Load dataset from open ML.

If the file is not cached locally, download it from open ML.

Arguments:

  • dataset_id - An integer of the dataset id in openml.
  • data_dir - A string of the path to store and load the data.
  • random_state - An integer of the random seed for splitting data.
  • dataset_format - A string specifying the format of returned dataset. Default is 'dataframe'. Can choose from ['dataframe', 'array']. If 'dataframe', the returned dataset will be a Pandas DataFrame. If 'array', the returned dataset will be a NumPy array or a SciPy sparse matrix.

Returns:

  • X_train - Training data.
  • X_test - Test data.
  • y_train - A series or array of labels for training data.
  • y_test - A series or array of labels for test data.

load_openml_task

def load_openml_task(task_id, data_dir)

Load task from open ML.

Use the first fold of the task. If the file is not cached locally, download it from open ML.

Arguments:

  • task_id - An integer of the task id in openml.
  • data_dir - A string of the path to store and load the data.

Returns:

  • X_train - A dataframe of training data.
  • X_test - A dataframe of test data.
  • y_train - A series of labels for training data.
  • y_test - A series of labels for test data.

get_output_from_log

def get_output_from_log(filename, time_budget)

Get output from log file.

Arguments:

  • filename - A string of the log file name.
  • time_budget - A float of the time budget in seconds.

Returns:

  • search_time_list - A list of the finished time of each logged iter.
  • best_error_list - A list of the best validation error after each logged iter.
  • error_list - A list of the validation error of each logged iter.
  • config_list - A list of the estimator, sample size and config of each logged iter.
  • logged_metric_list - A list of the logged metric of each logged iter.

concat

def concat(X1, X2)

concatenate two matrices vertically.

DataTransformer Objects

class DataTransformer()

Transform input training data.

fit_transform

def fit_transform(X: Union[DataFrame, np.ndarray], y, task: Union[str, "Task"])

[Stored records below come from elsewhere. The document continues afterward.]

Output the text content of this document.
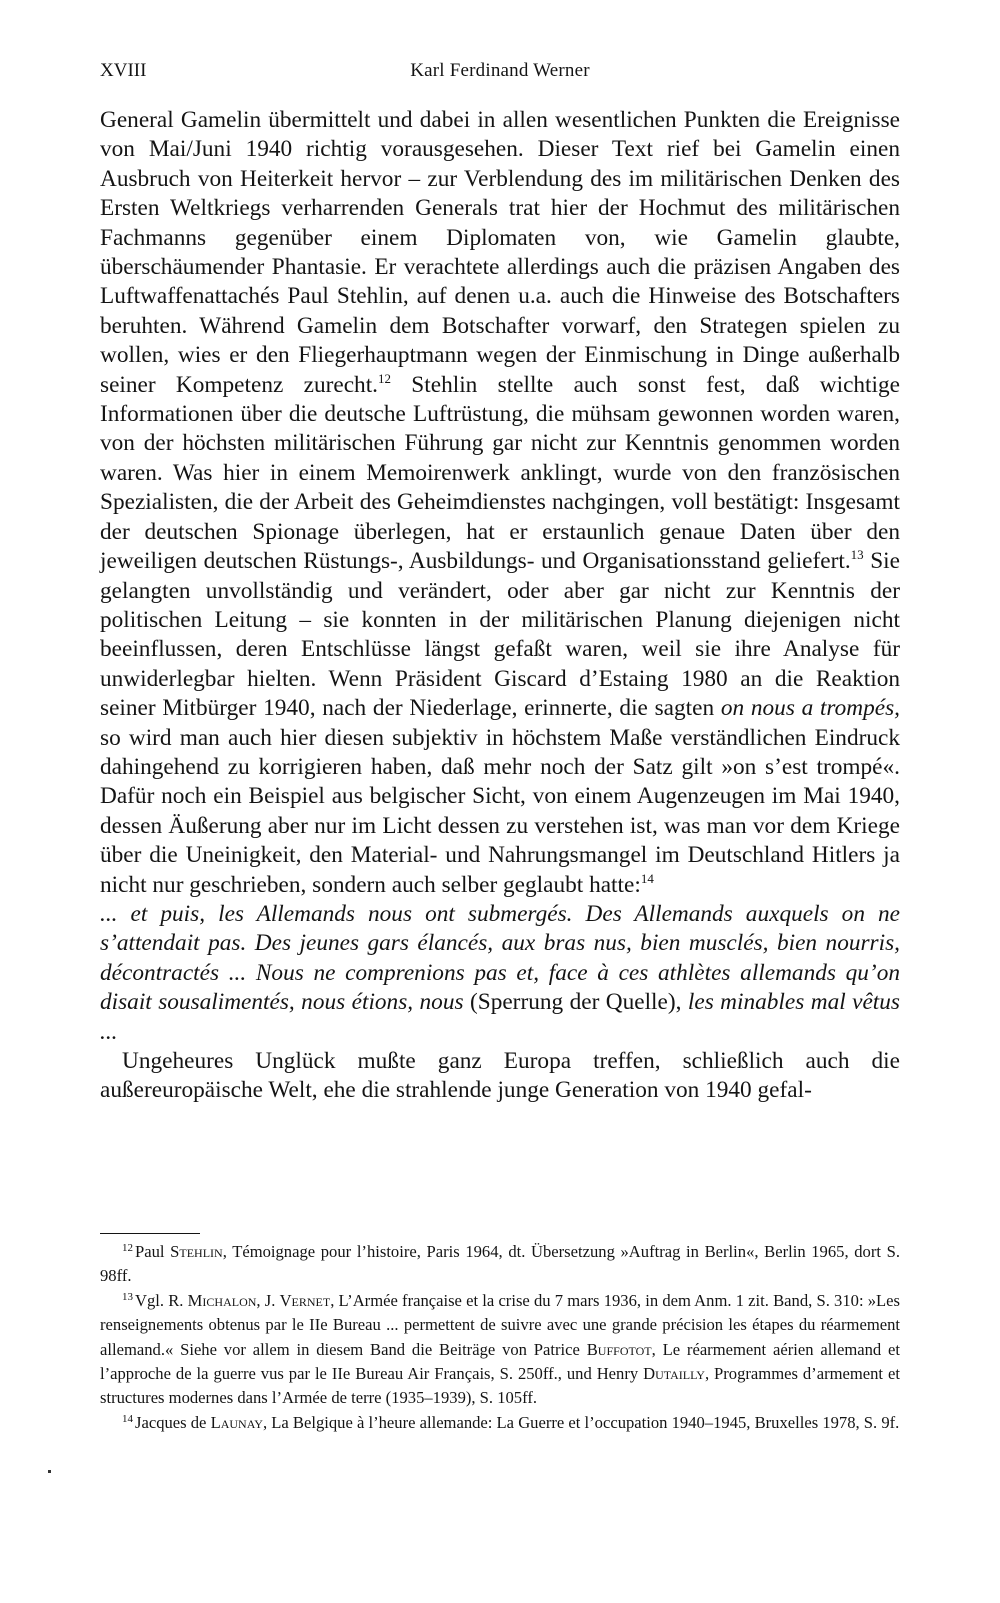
XVIII	Karl Ferdinand Werner

General Gamelin übermittelt und dabei in allen wesentlichen Punkten die Ereignisse von Mai/Juni 1940 richtig vorausgesehen. Dieser Text rief bei Gamelin einen Ausbruch von Heiterkeit hervor – zur Verblendung des im militärischen Denken des Ersten Weltkriegs verharrenden Generals trat hier der Hochmut des militärischen Fachmanns gegenüber einem Diplomaten von, wie Gamelin glaubte, überschäumender Phantasie. Er verachtete allerdings auch die präzisen Angaben des Luftwaffenattachés Paul Stehlin, auf denen u.a. auch die Hinweise des Botschafters beruhten. Während Gamelin dem Botschafter vorwarf, den Strategen spielen zu wollen, wies er den Fliegerhauptmann wegen der Einmischung in Dinge außerhalb seiner Kompetenz zurecht.$^{12}$ Stehlin stellte auch sonst fest, daß wichtige Informationen über die deutsche Luftrüstung, die mühsam gewonnen worden waren, von der höchsten militärischen Führung gar nicht zur Kenntnis genommen worden waren. Was hier in einem Memoirenwerk anklingt, wurde von den französischen Spezialisten, die der Arbeit des Geheimdienstes nachgingen, voll bestätigt: Insgesamt der deutschen Spionage überlegen, hat er erstaunlich genaue Daten über den jeweiligen deutschen Rüstungs-, Ausbildungs- und Organisationsstand geliefert.$^{13}$ Sie gelangten unvollständig und verändert, oder aber gar nicht zur Kenntnis der politischen Leitung – sie konnten in der militärischen Planung diejenigen nicht beeinflussen, deren Entschlüsse längst gefaßt waren, weil sie ihre Analyse für unwiderlegbar hielten. Wenn Präsident Giscard d’Estaing 1980 an die Reaktion seiner Mitbürger 1940, nach der Niederlage, erinnerte, die sagten on nous a trompés, so wird man auch hier diesen subjektiv in höchstem Maße verständlichen Eindruck dahingehend zu korrigieren haben, daß mehr noch der Satz gilt »on s’est trompé«. Dafür noch ein Beispiel aus belgischer Sicht, von einem Augenzeugen im Mai 1940, dessen Äußerung aber nur im Licht dessen zu verstehen ist, was man vor dem Kriege über die Uneinigkeit, den Material- und Nahrungsmangel im Deutschland Hitlers ja nicht nur geschrieben, sondern auch selber geglaubt hatte:$^{14}$

... et puis, les Allemands nous ont submergés. Des Allemands auxquels on ne s’attendait pas. Des jeunes gars élancés, aux bras nus, bien musclés, bien nourris, décontractés ... Nous ne comprenions pas et, face à ces athlètes allemands qu’on disait sousalimentés, nous étions, nous (Sperrung der Quelle), les minables mal vêtus ...

Ungeheures Unglück mußte ganz Europa treffen, schließlich auch die außereuropäische Welt, ehe die strahlende junge Generation von 1940 gefal-

$^{12}$ Paul Stehlin, Témoignage pour l’histoire, Paris 1964, dt. Übersetzung »Auftrag in Berlin«, Berlin 1965, dort S. 98ff.

$^{13}$ Vgl. R. Michalon, J. Vernet, L’Armée française et la crise du 7 mars 1936, in dem Anm. 1 zit. Band, S. 310: »Les renseignements obtenus par le IIe Bureau ... permettent de suivre avec une grande précision les étapes du réarmement allemand.« Siehe vor allem in diesem Band die Beiträge von Patrice Buffotot, Le réarmement aérien allemand et l’approche de la guerre vus par le IIe Bureau Air Français, S. 250ff., und Henry Dutailly, Programmes d’armement et structures modernes dans l’Armée de terre (1935–1939), S. 105ff.

$^{14}$ Jacques de Launay, La Belgique à l’heure allemande: La Guerre et l’occupation 1940–1945, Bruxelles 1978, S. 9f.
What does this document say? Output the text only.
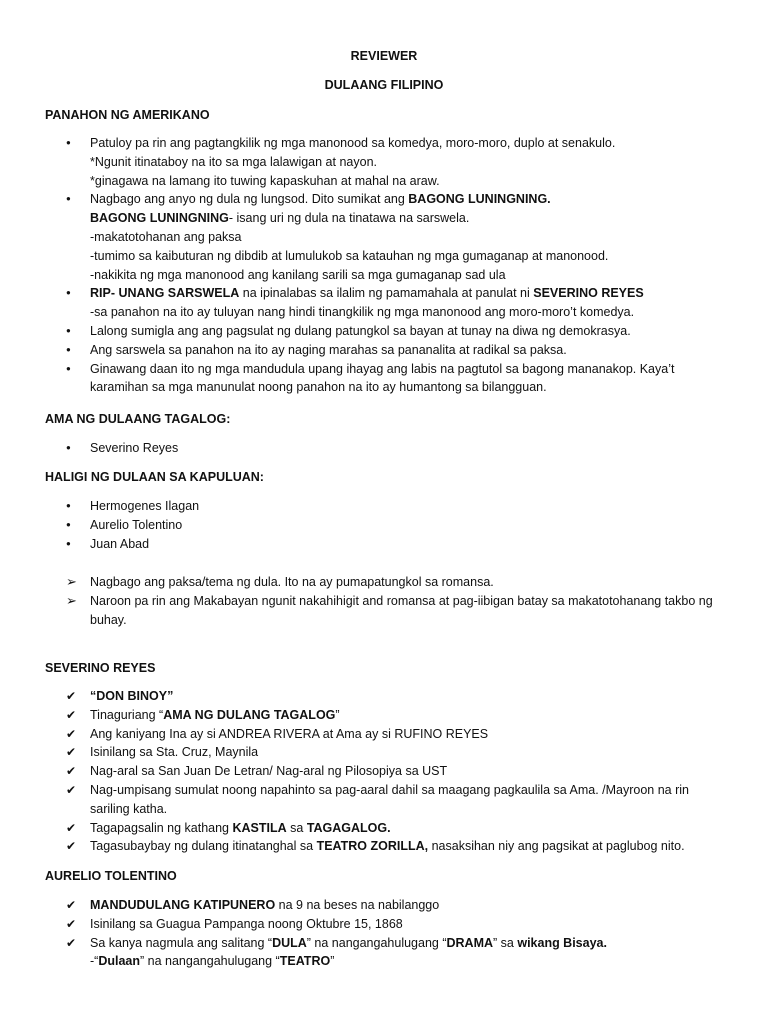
REVIEWER
DULAANG FILIPINO
PANAHON NG AMERIKANO
●
Patuloy pa rin ang pagtangkilik ng mga manonood sa komedya, moro-moro, duplo at senakulo.
*Ngunit itinataboy na ito sa mga lalawigan at nayon.
*ginagawa na lamang ito tuwing kapaskuhan at mahal na araw.
●
Nagbago ang anyo ng dula ng lungsod. Dito sumikat ang BAGONG LUNINGNING.
BAGONG LUNINGNING- isang uri ng dula na tinatawa na sarswela.
-makatotohanan ang paksa
-tumimo sa kaibuturan ng dibdib at lumulukob sa katauhan ng mga gumaganap at manonood.
-nakikita ng mga manonood ang kanilang sarili sa mga gumaganap sad ula
●
RIP- UNANG SARSWELA na ipinalabas sa ilalim ng pamamahala at panulat ni SEVERINO REYES
-sa panahon na ito ay tuluyan nang hindi tinangkilik ng mga manonood ang moro-moro’t komedya.
●
Lalong sumigla ang ang pagsulat ng dulang patungkol sa bayan at tunay na diwa ng demokrasya.
●
Ang sarswela sa panahon na ito ay naging marahas sa pananalita at radikal sa paksa.
●
Ginawang daan ito ng mga mandudula upang ihayag ang labis na pagtutol sa bagong mananakop. Kaya’t
karamihan sa mga manunulat noong panahon na ito ay humantong sa bilangguan.
AMA NG DULAANG TAGALOG:
●
Severino Reyes
HALIGI NG DULAAN SA KAPULUAN:
●
Hermogenes Ilagan
●
Aurelio Tolentino
●
Juan Abad
➢
Nagbago ang paksa/tema ng dula. Ito na ay pumapatungkol sa romansa.
➢
Naroon pa rin ang Makabayan ngunit nakahihigit and romansa at pag-iibigan batay sa makatotohanang takbo ng
buhay.
SEVERINO REYES
✔
“DON BINOY”
✔
Tinaguriang “AMA NG DULANG TAGALOG”
✔
Ang kaniyang Ina ay si ANDREA RIVERA at Ama ay si RUFINO REYES
✔
Isinilang sa Sta. Cruz, Maynila
✔
Nag-aral sa San Juan De Letran/ Nag-aral ng Pilosopiya sa UST
✔
Nag-umpisang sumulat noong napahinto sa pag-aaral dahil sa maagang pagkaulila sa Ama. /Mayroon na rin
sariling katha.
✔
Tagapagsalin ng kathang KASTILA sa TAGAGALOG.
✔
Tagasubaybay ng dulang itinatanghal sa TEATRO ZORILLA, nasaksihan niy ang pagsikat at paglubog nito.
AURELIO TOLENTINO
✔
MANDUDULANG KATIPUNERO na 9 na beses na nabilanggo
✔
Isinilang sa Guagua Pampanga noong Oktubre 15, 1868
✔
Sa kanya nagmula ang salitang “DULA” na nangangahulugang “DRAMA” sa wikang Bisaya.
-“Dulaan” na nangangahulugang “TEATRO”
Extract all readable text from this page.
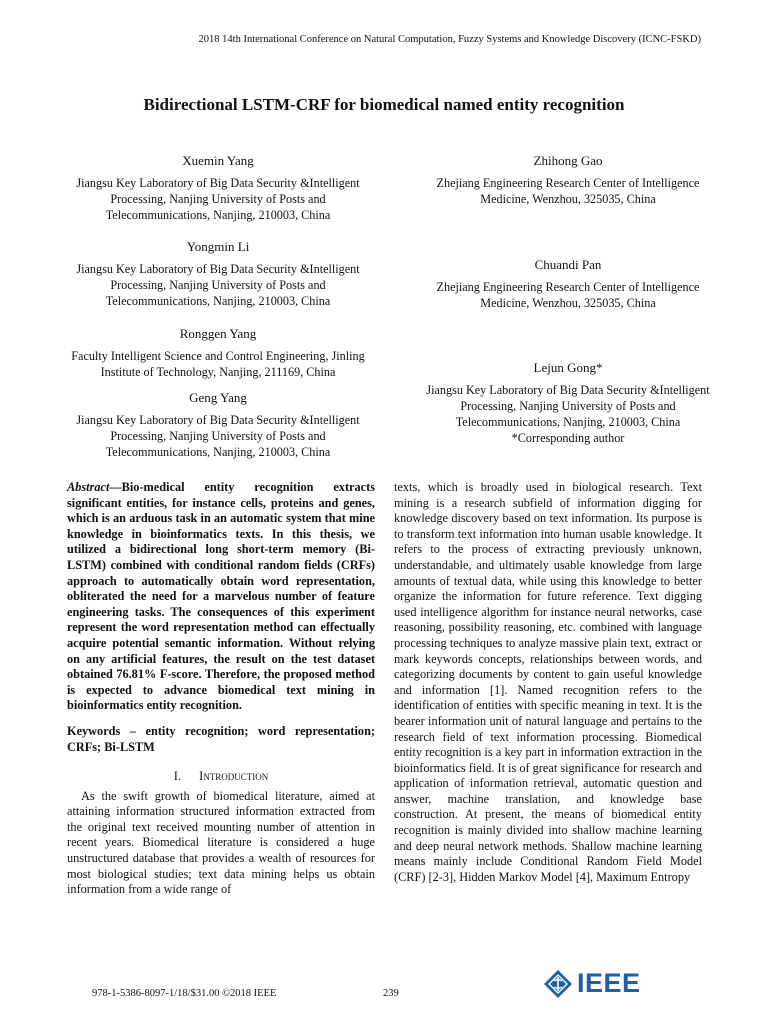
2018 14th International Conference on Natural Computation, Fuzzy Systems and Knowledge Discovery (ICNC-FSKD)
Bidirectional LSTM-CRF for biomedical named entity recognition
Xuemin Yang
Jiangsu Key Laboratory of Big Data Security &Intelligent
Processing, Nanjing University of Posts and
Telecommunications, Nanjing, 210003, China
Zhihong Gao
Zhejiang Engineering Research Center of Intelligence
Medicine, Wenzhou, 325035, China
Yongmin Li
Jiangsu Key Laboratory of Big Data Security &Intelligent
Processing, Nanjing University of Posts and
Telecommunications, Nanjing, 210003, China
Chuandi Pan
Zhejiang Engineering Research Center of Intelligence
Medicine, Wenzhou, 325035, China
Ronggen Yang
Faculty Intelligent Science and Control Engineering, Jinling
Institute of Technology, Nanjing, 211169, China	Lejun Gong*
Jiangsu Key Laboratory of Big Data Security &Intelligent
Processing, Nanjing University of Posts and
Telecommunications, Nanjing, 210003, China
*Corresponding author
Geng Yang
Jiangsu Key Laboratory of Big Data Security &Intelligent
Processing, Nanjing University of Posts and
Telecommunications, Nanjing, 210003, China
Abstract—Bio-medical entity recognition extracts significant entities, for instance cells, proteins and genes, which is an arduous task in an automatic system that mine knowledge in bioinformatics texts. In this thesis, we utilized a bidirectional long short-term memory (Bi-LSTM) combined with conditional random fields (CRFs) approach to automatically obtain word representation, obliterated the need for a marvelous number of feature engineering tasks. The consequences of this experiment represent the word representation method can effectually acquire potential semantic information. Without relying on any artificial features, the result on the test dataset obtained 76.81% F-score. Therefore, the proposed method is expected to advance biomedical text mining in bioinformatics entity recognition.
Keywords – entity recognition; word representation; CRFs; Bi-LSTM
I. Introduction
As the swift growth of biomedical literature, aimed at attaining information structured information extracted from the original text received mounting number of attention in recent years. Biomedical literature is considered a huge unstructured database that provides a wealth of resources for most biological studies; text data mining helps us obtain information from a wide range of
texts, which is broadly used in biological research. Text mining is a research subfield of information digging for knowledge discovery based on text information. Its purpose is to transform text information into human usable knowledge. It refers to the process of extracting previously unknown, understandable, and ultimately usable knowledge from large amounts of textual data, while using this knowledge to better organize the information for future reference. Text digging used intelligence algorithm for instance neural networks, case reasoning, possibility reasoning, etc. combined with language processing techniques to analyze massive plain text, extract or mark keywords concepts, relationships between words, and categorizing documents by content to gain useful knowledge and information [1]. Named recognition refers to the identification of entities with specific meaning in text. It is the bearer information unit of natural language and pertains to the research field of text information processing. Biomedical entity recognition is a key part in information extraction in the bioinformatics field. It is of great significance for research and application of information retrieval, automatic question and answer, machine translation, and knowledge base construction. At present, the means of biomedical entity recognition is mainly divided into shallow machine learning and deep neural network methods. Shallow machine learning means mainly include Conditional Random Field Model (CRF) [2-3], Hidden Markov Model [4], Maximum Entropy
978-1-5386-8097-1/18/$31.00 ©2018 IEEE	239	IEEE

Fit transformer and process the input training data according to the task type.

Arguments:

  • X - A numpy array or a pandas dataframe of training data.
  • y - A numpy array or a pandas series of labels.
  • task - An instance of type Task, or a str such as 'classification', 'regression'.

Returns:

  • X - Processed numpy array or pandas dataframe of training data.
  • y - Processed numpy array or pandas series of labels.

transform

def transform(X: Union[DataFrame, np.array])

Process data using fit transformer.

Arguments:

  • X - A numpy array or a pandas dataframe of training data.

Returns:

  • X - Processed numpy array or pandas dataframe of training data.